- Born: 1955 (age 70–71) Auckland, New Zealand
- Occupations: Music businessman, writer, producer, musician

= Simon Grigg =

New Zealand music businessman (born 1955)

Simon Grigg (born 1955) is a New Zealand music businessman, writer, broadcaster, publisher, producer, DJ and archivist. Born in Auckland, New Zealand, he attended Palmerston North Boys High, Auckland Grammar and the University of Auckland.

==Punk rock==
As a teenager in the 1970s Grigg formed the Suburban Reptiles, one of New Zealand's first two punk rock bands, the other being The Scavengers. With both bands on the bill, In June 1977 he co-promoted New Zealand's first major punk concert, which was the impetus behind a large number of so-called "second generation" punk bands.

==Propeller Records==
In 1980 he formed the independent record label Propeller Records. Between June 1980 and August 1983 Propeller had a string of influential releases and hit singles and albums, including a number one with The Screaming Meemees, also managed by Grigg.

A second label, Furtive Records, was formed in 1981 to release the debut by Tall Dwarfs and The Newmatics.

In 1982 he was awarded the Record Industry Association Award for Outstanding Contribution to the New Zealand Recording Industry.

The label was seen as ground breaking, and inspired an explosion of independent labels in New Zealand.

==Late 1980s and 1990s==

In 1986 Grigg opened the first house music nightclub in Australasia, The Asylum in Mt Eden.

A new label, Stimulant, in the mid-1980s had enormous success with UK dance artist Princess and licensed recordings from US labels.

His Def Jam collection Its The New Style was released globally.

The Auckland clubs Box and Cause Celebre, co-owned by Grigg, were important venues and focal points in the Auckland live and dance music scenes from 1988 to 1997.

In 1994 Grigg launched the record label, Huh!, releasing debuts by Nathan Haines and OMC. The latter's "How Bizarre" was a worldwide hit over 1996 and 1997, reaching number one in 15 countries. It remains one of the most successful records released from New Zealand, selling several million copies.

In 1999 Huh launched the first of the Nice 'n' Urlich series, co-ordinated and co-compiled by Grigg, which went multi-platinum across three volumes.

==2000s==

Grigg hosted the BPM and Extended Play radio programmes on 95bFM and George FM between 1985 and 2005. The BPM show was New Zealand's first dedicated dancefloor-aimed radio show and ran for 17 years.

In 2004 Grigg's new label, Joy, released "Its On" by 3 The Hard Way, which reached number one in New Zealand.

Propeller Records has also released a series of archival albums, which have documented parts of New Zealand's musical history, including the reissue of the iconic punk collection, AK79, much expanded (a joint release with Flying Nun Records); the New Zealand post punk collection, Bigger Than Both of Us, and the soundtrack to the TVNZ documentary series, Give It A Whirl. The label purchased the catalogue of Bryan Staff's Ripper Records in 2014, thus bringing much of the New Zealand punk catalogue under one roof. AK79 was reissued in December 2019 (CD) and January 2020 (vinyl) with the latter being the first official vinyl issue since 1982 and the first vinyl issue of the extended 1994 tracklisting.
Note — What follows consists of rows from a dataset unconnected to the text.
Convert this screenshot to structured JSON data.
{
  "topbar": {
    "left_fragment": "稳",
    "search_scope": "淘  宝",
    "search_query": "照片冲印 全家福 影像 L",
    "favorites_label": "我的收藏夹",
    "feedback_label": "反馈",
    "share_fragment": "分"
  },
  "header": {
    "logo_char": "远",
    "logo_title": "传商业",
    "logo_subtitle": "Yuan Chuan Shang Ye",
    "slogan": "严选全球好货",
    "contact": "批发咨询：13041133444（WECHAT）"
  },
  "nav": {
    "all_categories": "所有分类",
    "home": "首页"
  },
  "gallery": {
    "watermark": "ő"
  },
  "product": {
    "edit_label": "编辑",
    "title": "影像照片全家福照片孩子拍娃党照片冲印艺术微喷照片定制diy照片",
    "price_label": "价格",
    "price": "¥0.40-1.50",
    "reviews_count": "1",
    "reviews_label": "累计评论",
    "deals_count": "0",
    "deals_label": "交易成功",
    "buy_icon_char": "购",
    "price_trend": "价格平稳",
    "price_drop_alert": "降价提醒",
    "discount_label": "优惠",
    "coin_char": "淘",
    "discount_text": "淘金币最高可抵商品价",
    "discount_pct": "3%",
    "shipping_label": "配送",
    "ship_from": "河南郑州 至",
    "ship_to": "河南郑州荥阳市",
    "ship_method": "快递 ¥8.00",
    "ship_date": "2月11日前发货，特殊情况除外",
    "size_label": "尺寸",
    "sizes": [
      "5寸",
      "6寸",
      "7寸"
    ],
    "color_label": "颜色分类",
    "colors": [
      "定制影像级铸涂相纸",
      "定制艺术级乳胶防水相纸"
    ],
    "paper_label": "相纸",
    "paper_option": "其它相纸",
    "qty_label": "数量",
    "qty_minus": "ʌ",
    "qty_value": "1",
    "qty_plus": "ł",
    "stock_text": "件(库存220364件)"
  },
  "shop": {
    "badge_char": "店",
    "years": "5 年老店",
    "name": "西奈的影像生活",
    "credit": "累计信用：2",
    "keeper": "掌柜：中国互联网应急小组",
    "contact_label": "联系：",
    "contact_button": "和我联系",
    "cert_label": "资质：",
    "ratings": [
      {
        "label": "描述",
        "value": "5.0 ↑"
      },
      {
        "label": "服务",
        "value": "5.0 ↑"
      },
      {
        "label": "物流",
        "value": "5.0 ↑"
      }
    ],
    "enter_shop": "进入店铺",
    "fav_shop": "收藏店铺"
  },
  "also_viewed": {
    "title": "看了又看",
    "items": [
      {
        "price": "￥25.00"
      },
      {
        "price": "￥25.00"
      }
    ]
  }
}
Grigg remains active in the New Zealand recording industry on a consultancy level and as a commentator.

In 2012 Grigg was appointed Creative Director of AudioCulture, the NZ on Air funded online history of the music and musical cultures of New Zealand, which launched on 31 May 2013. Conceived by Grigg, the site's design concept, content direction and curation were his, although it exists under the administrative umbrella of the NZ On Screen trust. AudioCulture was first conceived in the late 2000s and Grigg actively sought funding, supported by the wider New Zealand music industry and in particular Recorded Music New Zealand. After several knockbacks, finally in mid-2012 New Zealand On Air agreed to fund the site. It launched in May 2013.

Grigg resigned as Creative Director in September 2016, although he retains a role as Founding Director.

Simon Grigg's first book How Bizarre: Pauly Fuemana and the song that stormed the world was published in August 2015.

In April 2016 Grigg purchased New Zealand music publication Rip It Up including its archives. In May 2019, the first eight years of this magazine were made available online free at the Papers Past site of the National Library of New Zealand.

In October 2015 he was presented a prestigious Scroll of Honour from the Variety Artists Club of New Zealand.